Nissan South Africa (SA) would make an announcement on the production of new models at its Rosslyn plant, near Pretoria, by the end of the year, said Nissan SA MD Mike Whitfield on Tuesday.
Speaking at a media dinner in Johannesburg, he noted that he expected the announcement “to be positive”.
The Nissan SA plant currently produced the old NP300 Hardbody one-ton bakkie, as well as the NP200 half-ton pick-up.
Nissan’s brand-new one-ton bakkie was already available on the global market, but not in South Africa.
A number of global vehicle manufacturers had in recent years expanded production and exports from their South African operations on the back of incentives offered in government’s Automotive Production and Development Plan (APDP), but not Nissan SA.
Whitfield said discussions within the Japanese group indicated that Rosslyn would, going forward, act as the mother plant for Africa, supplying vehicles and assembly kits into the region.
However, the plant also wanted to play “a bigger role in the global picture”.
Whitfield said Rosslyn had the capacity to produce 110 000 vehicles in two shifts, and that it was the “intention to utilise that capacity” in any future production scenario.
Nissan SA would produce around 40 000 vehicles in 2015, far short of government’s official 50 000 unit a year threshold set for a number of APDP incentives.
Whitfield was not prepared to divulge the models being considered for future local production. He did, however, highlight a number of interesting facts around the African new vehicle market.
Around 1.4-million new cars were sold in Africa in 2014, growing to an expected 2.2-million by 2020.
“A big part of this growth would come from the entry-level market, if they can secure finance,” says Whitfield.
The A-segment was expected to make up 36% of the African new vehicle market by 2020, and the B-segment 6%. Pick-ups would make up 16% of the market.
A- and B-segment vehicles were entry-level sedans and hatchbacks.
The Datsun Go, distributed by Nissan in South Africa, was an A-segment car.
In Angola, the biggest-selling vehicles were A- and B-segment vehicles. The buyers were young people, said Whitfield, with access to finance and newly-built road infrastructure.
The potential of the small car market was “massive”.
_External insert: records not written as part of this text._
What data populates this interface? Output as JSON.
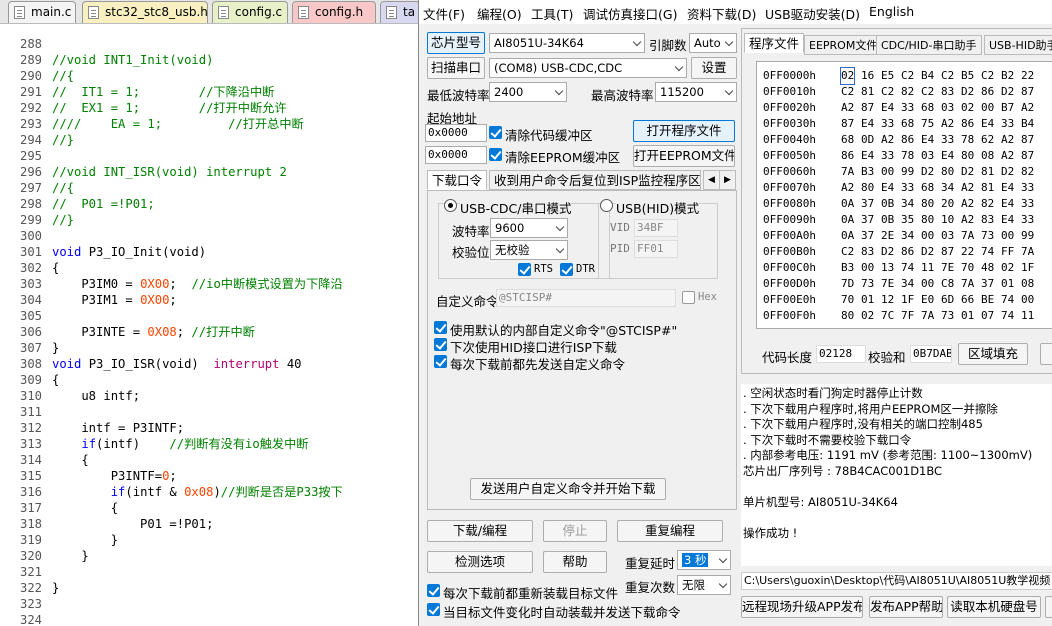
{
  "editor": {
    "tabs": [
      "main.c",
      "stc32_stc8_usb.h",
      "config.c",
      "config.h",
      "ta"
    ],
    "lines": [
      {
        "n": "288",
        "t": ""
      },
      {
        "n": "289",
        "t": "//void INT1_Init(void)",
        "c": "cm"
      },
      {
        "n": "290",
        "t": "//{",
        "c": "cm"
      },
      {
        "n": "291",
        "t": "//  IT1 = 1;        //下降沿中断",
        "c": "cm"
      },
      {
        "n": "292",
        "t": "//  EX1 = 1;        //打开中断允许",
        "c": "cm"
      },
      {
        "n": "293",
        "t": "////    EA = 1;         //打开总中断",
        "c": "cm"
      },
      {
        "n": "294",
        "t": "//}",
        "c": "cm"
      },
      {
        "n": "295",
        "t": ""
      },
      {
        "n": "296",
        "t": "//void INT_ISR(void) interrupt 2",
        "c": "cm"
      },
      {
        "n": "297",
        "t": "//{",
        "c": "cm"
      },
      {
        "n": "298",
        "t": "//  P01 =!P01;",
        "c": "cm"
      },
      {
        "n": "299",
        "t": "//}",
        "c": "cm"
      },
      {
        "n": "300",
        "t": ""
      },
      {
        "n": "301",
        "t": "void P3_IO_Init(void)",
        "c": "kwline1"
      },
      {
        "n": "302",
        "t": "{"
      },
      {
        "n": "303",
        "t": "    P3IM0 = 0X00;  //io中断模式设置为下降沿",
        "c": "asg1"
      },
      {
        "n": "304",
        "t": "    P3IM1 = 0X00;",
        "c": "asg2"
      },
      {
        "n": "305",
        "t": ""
      },
      {
        "n": "306",
        "t": "    P3INTE = 0X08; //打开中断",
        "c": "asg3"
      },
      {
        "n": "307",
        "t": "}"
      },
      {
        "n": "308",
        "t": "void P3_IO_ISR(void)  interrupt 40",
        "c": "isr"
      },
      {
        "n": "309",
        "t": "{"
      },
      {
        "n": "310",
        "t": "    u8 intf;"
      },
      {
        "n": "311",
        "t": ""
      },
      {
        "n": "312",
        "t": "    intf = P3INTF;"
      },
      {
        "n": "313",
        "t": "    if(intf)    //判断有没有io触发中断",
        "c": "if1"
      },
      {
        "n": "314",
        "t": "    {"
      },
      {
        "n": "315",
        "t": "        P3INTF=0;",
        "c": "asg4"
      },
      {
        "n": "316",
        "t": "        if(intf & 0x08)//判断是否是P33按下",
        "c": "if2"
      },
      {
        "n": "317",
        "t": "        {"
      },
      {
        "n": "318",
        "t": "            P01 =!P01;"
      },
      {
        "n": "319",
        "t": "        }"
      },
      {
        "n": "320",
        "t": "    }"
      },
      {
        "n": "321",
        "t": ""
      },
      {
        "n": "322",
        "t": "}"
      },
      {
        "n": "323",
        "t": ""
      },
      {
        "n": "324",
        "t": ""
      },
      {
        "n": "325",
        "t": ""
      }
    ]
  },
  "menu": [
    "文件(F)",
    "编程(O)",
    "工具(T)",
    "调试仿真接口(G)",
    "资料下载(D)",
    "USB驱动安装(D)",
    "English"
  ],
  "left": {
    "chip_btn": "芯片型号",
    "chip_value": "AI8051U-34K64",
    "pins_label": "引脚数",
    "pins_value": "Auto",
    "scan_btn": "扫描串口",
    "port_value": "(COM8) USB-CDC,CDC",
    "settings_btn": "设置",
    "min_baud_label": "最低波特率",
    "min_baud": "2400",
    "max_baud_label": "最高波特率",
    "max_baud": "115200",
    "start_addr_label": "起始地址",
    "addr1": "0x0000",
    "clear_code": "清除代码缓冲区",
    "open_prog": "打开程序文件",
    "addr2": "0x0000",
    "clear_eeprom": "清除EEPROM缓冲区",
    "open_eeprom": "打开EEPROM文件",
    "subtabs": [
      "下载口令",
      "收到用户命令后复位到ISP监控程序区"
    ],
    "radio_cdc": "USB-CDC/串口模式",
    "radio_hid": "USB(HID)模式",
    "baud_label": "波特率",
    "baud_value": "9600",
    "parity_label": "校验位",
    "parity_value": "无校验",
    "rts": "RTS",
    "dtr": "DTR",
    "vid_label": "VID",
    "vid": "34BF",
    "pid_label": "PID",
    "pid": "FF01",
    "custom_cmd_label": "自定义命令",
    "custom_cmd": "@STCISP#",
    "hex": "Hex",
    "opt1": "使用默认的内部自定义命令\"@STCISP#\"",
    "opt2": "下次使用HID接口进行ISP下载",
    "opt3": "每次下载前都先发送自定义命令",
    "send_btn": "发送用户自定义命令并开始下载",
    "download_btn": "下载/编程",
    "stop_btn": "停止",
    "reprog_btn": "重复编程",
    "detect_btn": "检测选项",
    "help_btn": "帮助",
    "delay_label": "重复延时",
    "delay_value": "3 秒",
    "count_label": "重复次数",
    "count_value": "无限",
    "reload_opt": "每次下载前都重新装载目标文件",
    "auto_opt": "当目标文件变化时自动装载并发送下载命令"
  },
  "right": {
    "tabs": [
      "程序文件",
      "EEPROM文件",
      "CDC/HID-串口助手",
      "USB-HID助手"
    ],
    "hex": [
      {
        "a": "0FF0000h",
        "b": [
          "02",
          "16",
          "E5",
          "C2",
          "B4",
          "C2",
          "B5",
          "C2",
          "B2",
          "22"
        ]
      },
      {
        "a": "0FF0010h",
        "b": [
          "C2",
          "81",
          "C2",
          "82",
          "C2",
          "83",
          "D2",
          "86",
          "D2",
          "87"
        ]
      },
      {
        "a": "0FF0020h",
        "b": [
          "A2",
          "87",
          "E4",
          "33",
          "68",
          "03",
          "02",
          "00",
          "B7",
          "A2"
        ]
      },
      {
        "a": "0FF0030h",
        "b": [
          "87",
          "E4",
          "33",
          "68",
          "75",
          "A2",
          "86",
          "E4",
          "33",
          "B4"
        ]
      },
      {
        "a": "0FF0040h",
        "b": [
          "68",
          "0D",
          "A2",
          "86",
          "E4",
          "33",
          "78",
          "62",
          "A2",
          "87"
        ]
      },
      {
        "a": "0FF0050h",
        "b": [
          "86",
          "E4",
          "33",
          "78",
          "03",
          "E4",
          "80",
          "08",
          "A2",
          "87"
        ]
      },
      {
        "a": "0FF0060h",
        "b": [
          "7A",
          "B3",
          "00",
          "99",
          "D2",
          "80",
          "D2",
          "81",
          "D2",
          "82"
        ]
      },
      {
        "a": "0FF0070h",
        "b": [
          "A2",
          "80",
          "E4",
          "33",
          "68",
          "34",
          "A2",
          "81",
          "E4",
          "33"
        ]
      },
      {
        "a": "0FF0080h",
        "b": [
          "0A",
          "37",
          "0B",
          "34",
          "80",
          "20",
          "A2",
          "82",
          "E4",
          "33"
        ]
      },
      {
        "a": "0FF0090h",
        "b": [
          "0A",
          "37",
          "0B",
          "35",
          "80",
          "10",
          "A2",
          "83",
          "E4",
          "33"
        ]
      },
      {
        "a": "0FF00A0h",
        "b": [
          "0A",
          "37",
          "2E",
          "34",
          "00",
          "03",
          "7A",
          "73",
          "00",
          "99"
        ]
      },
      {
        "a": "0FF00B0h",
        "b": [
          "C2",
          "83",
          "D2",
          "86",
          "D2",
          "87",
          "22",
          "74",
          "FF",
          "7A"
        ]
      },
      {
        "a": "0FF00C0h",
        "b": [
          "B3",
          "00",
          "13",
          "74",
          "11",
          "7E",
          "70",
          "48",
          "02",
          "1F"
        ]
      },
      {
        "a": "0FF00D0h",
        "b": [
          "7D",
          "73",
          "7E",
          "34",
          "00",
          "C8",
          "7A",
          "37",
          "01",
          "08"
        ]
      },
      {
        "a": "0FF00E0h",
        "b": [
          "70",
          "01",
          "12",
          "1F",
          "E0",
          "6D",
          "66",
          "BE",
          "74",
          "00"
        ]
      },
      {
        "a": "0FF00F0h",
        "b": [
          "80",
          "02",
          "7C",
          "7F",
          "7A",
          "73",
          "01",
          "07",
          "74",
          "11"
        ]
      }
    ],
    "code_len_label": "代码长度",
    "code_len": "02128",
    "checksum_label": "校验和",
    "checksum": "0B7DAB",
    "fill_btn": "区域填充",
    "log": [
      "  . 空闲状态时看门狗定时器停止计数",
      "  . 下次下载用户程序时,将用户EEPROM区一并擦除",
      "  . 下次下载用户程序时,没有相关的端口控制485",
      "  . 下次下载时不需要校验下载口令",
      "  . 内部参考电压: 1191 mV (参考范围: 1100~1300mV)",
      "芯片出厂序列号 : 78B4CAC001D1BC",
      "",
      "  单片机型号: AI8051U-34K64",
      "",
      "操作成功 !"
    ],
    "path": "C:\\Users\\guoxin\\Desktop\\代码\\AI8051U\\AI8051U教学视频",
    "bottom_btns": [
      "远程现场升级APP发布",
      "发布APP帮助",
      "读取本机硬盘号"
    ]
  }
}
“We need to capitalise on this. South Africa must not look only at the pick-up market.”
Whitfield noted that eight countries, including South Africa, Nigeria and Algeria, made up 90% of the new-vehicle market on the 54-country African continent.
He affirmed Nissan SA’s continued position as the supplier of assembly kits to its parent company’s new Nigerian operation, despite local fears that South Africa could eventually lose out to a Nigerian automotive assembly industry.
Last year Nissan SA supplied 3 000 NP300 kits to the Nigerian plant.
Nigeria had, in the last two years, through a new tariff regime, economically favoured local vehicle assembly over vehicle imports.
Many people had lamented the sharp decline in the oil price, said Whitfield, but it had served as a “significant wake-up call” to African economies, such as Nigeria, which rely on oil as their single biggest revenue stream.
“Oil was the easy way out. These economies need to diversify now. They need to produce what they consume and consume what they produce.”
And, if South Africa did not supply the Nigerian market with automotive assembly kits and parts, “many others” were ready to do so.
“It is a massive opportunity.”
Free-trade agreements – more than those currently on the table – would certainly help Nissan SA’s expansion, added Whitfield.
If the South African automotive industry wanted to produce more than one-million vehicles in the foreseeable future, it would need to place more affordable vehicles in the local market, while also building a strong presence in Africa, and “for that we need strong trade agreements”.
“The local market is not currently shrinking due to a lack a demand, but rather due to a lack of affordability,” said Whitfield.
He added that a bilateral, mutually beneficial trade agreement between Nigeria and South Africa, currently in the works, would offer great benefits to the local automotive industry.